Agartala, July 12 (IANS) It’s that time of the year again when 14 Hindu deities are out in full glory, worshipped by thousands of tribals in Tripura. It’s time for the Kharchi Puja — the annual festival meant to cleanse the sins of mortal souls.
Seamless festive spirit is now sweeping through Puran Habeli, the erstwhile capital of Tripura, where the puja began on Tuesday. With colourful marquees, illuminations, religious rites and chanting of the ‘mantras’ amid drum beats, the festival features 14 deities — Shiva, Durga, Vishnu, Laxmi, Saraswati, Kartik, Ganesha, Brahma, Abadhi (god of water), Chandra, Ganga, Agni, Kamdev and Himadri (Himalaya).
As per the tradition, the week-long festival began with a procession. All along the deities and the priests were escorted by the Tripura Police which also presented a guard of honour for the chief royal priest known as the Raj Chantaia.
Other priests held bamboo umbrellas and followed the chief priest. Thousands of devotees joined them en route to Howrah river for the customary bathing.
“Traditionally, the worship starts with the dip of 14 deities in the Howrah river, followed by the sacrifice of 108 animals in the presence of hundreds of thousands of devotees, all at government expense,” Tripura assembly Deputy Speaker and puja committee Chairman Pabitra Kar told IANS.
For the past several decades, successive Tripura governments have been bearing the expenses of this festival, living up to the agreement with the erstwhile royal family of Tripura.

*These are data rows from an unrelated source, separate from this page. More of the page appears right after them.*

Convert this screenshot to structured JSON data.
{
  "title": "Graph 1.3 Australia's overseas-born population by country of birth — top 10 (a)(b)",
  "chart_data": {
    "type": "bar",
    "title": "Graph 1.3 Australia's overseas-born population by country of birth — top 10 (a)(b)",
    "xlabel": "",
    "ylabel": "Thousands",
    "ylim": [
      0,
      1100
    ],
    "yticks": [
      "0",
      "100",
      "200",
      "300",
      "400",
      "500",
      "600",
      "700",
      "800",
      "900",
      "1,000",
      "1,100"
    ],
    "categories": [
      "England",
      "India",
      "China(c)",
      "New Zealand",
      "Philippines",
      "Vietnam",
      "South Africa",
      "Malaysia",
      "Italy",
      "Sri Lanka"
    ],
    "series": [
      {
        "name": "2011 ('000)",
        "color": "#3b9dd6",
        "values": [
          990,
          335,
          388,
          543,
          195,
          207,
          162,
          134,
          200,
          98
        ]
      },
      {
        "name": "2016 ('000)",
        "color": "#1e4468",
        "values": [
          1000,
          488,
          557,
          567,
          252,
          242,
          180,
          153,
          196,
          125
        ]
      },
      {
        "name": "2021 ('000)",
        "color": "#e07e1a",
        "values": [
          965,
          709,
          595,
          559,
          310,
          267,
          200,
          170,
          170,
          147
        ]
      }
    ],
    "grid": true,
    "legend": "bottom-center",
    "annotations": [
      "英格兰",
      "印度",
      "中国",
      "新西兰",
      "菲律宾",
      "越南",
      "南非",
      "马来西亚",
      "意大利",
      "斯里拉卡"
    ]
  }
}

Writer and historian Panna Lal Roy said: “Though the Communist Party of India-Marxist does not believe in gods or pujas, its government is abiding by the 1949 merger agreement with the royal family to uphold the faith of the tribals year after year.”
“Kharchi Puja is the biggest for the Hindu tribals in northeast India,” Roy added.
“Over the years, Kharchi Puja has become an annual carnival of both the tribals and the non-tribals, besides people of all religions,” Kar said.
“On an average, 10 lakh to 15 lakh people gather from all over the country and neighbouring Bangladesh to join in the Kharchi Puja,” he added.
So how did it all begin?
According to Tripura royal family’s chronicle ‘Rajmala’, Queen Hirabati once went to take a bath in the river Maharani and noticed a wild buffalo chasing the 14 gods. With the help of the queen’s cloth the gods managed to kill the beast. Happy with Hirabati’s help, the gods visited the palace and the royal family offered puja by sacrificing wild buffaloes.
Since then it’s been an annual affair in the region’s calendar.
Once there were gold idols of the deities, but these were stolen several hundred years ago. Then the king ordered their recreation with ‘ashtadhatu’ — an alloy of eight metals.
After the monarchy came to an end when Tripura merged with independent India on October 15, 1949, it was agreed that the state government will bear the expenses of the puja. The agreement also made it obligatory for the Tripura government to continue sponsorship of 18 temples, pujas and festivals managed earlier by the royals. And that has been continuing for the past 67 years.
Roy, who wrote several books on Tripura’s royal era, said: “Tripura is perhaps the only Indian state where the state government is at the forefront of funding such a religious festival.”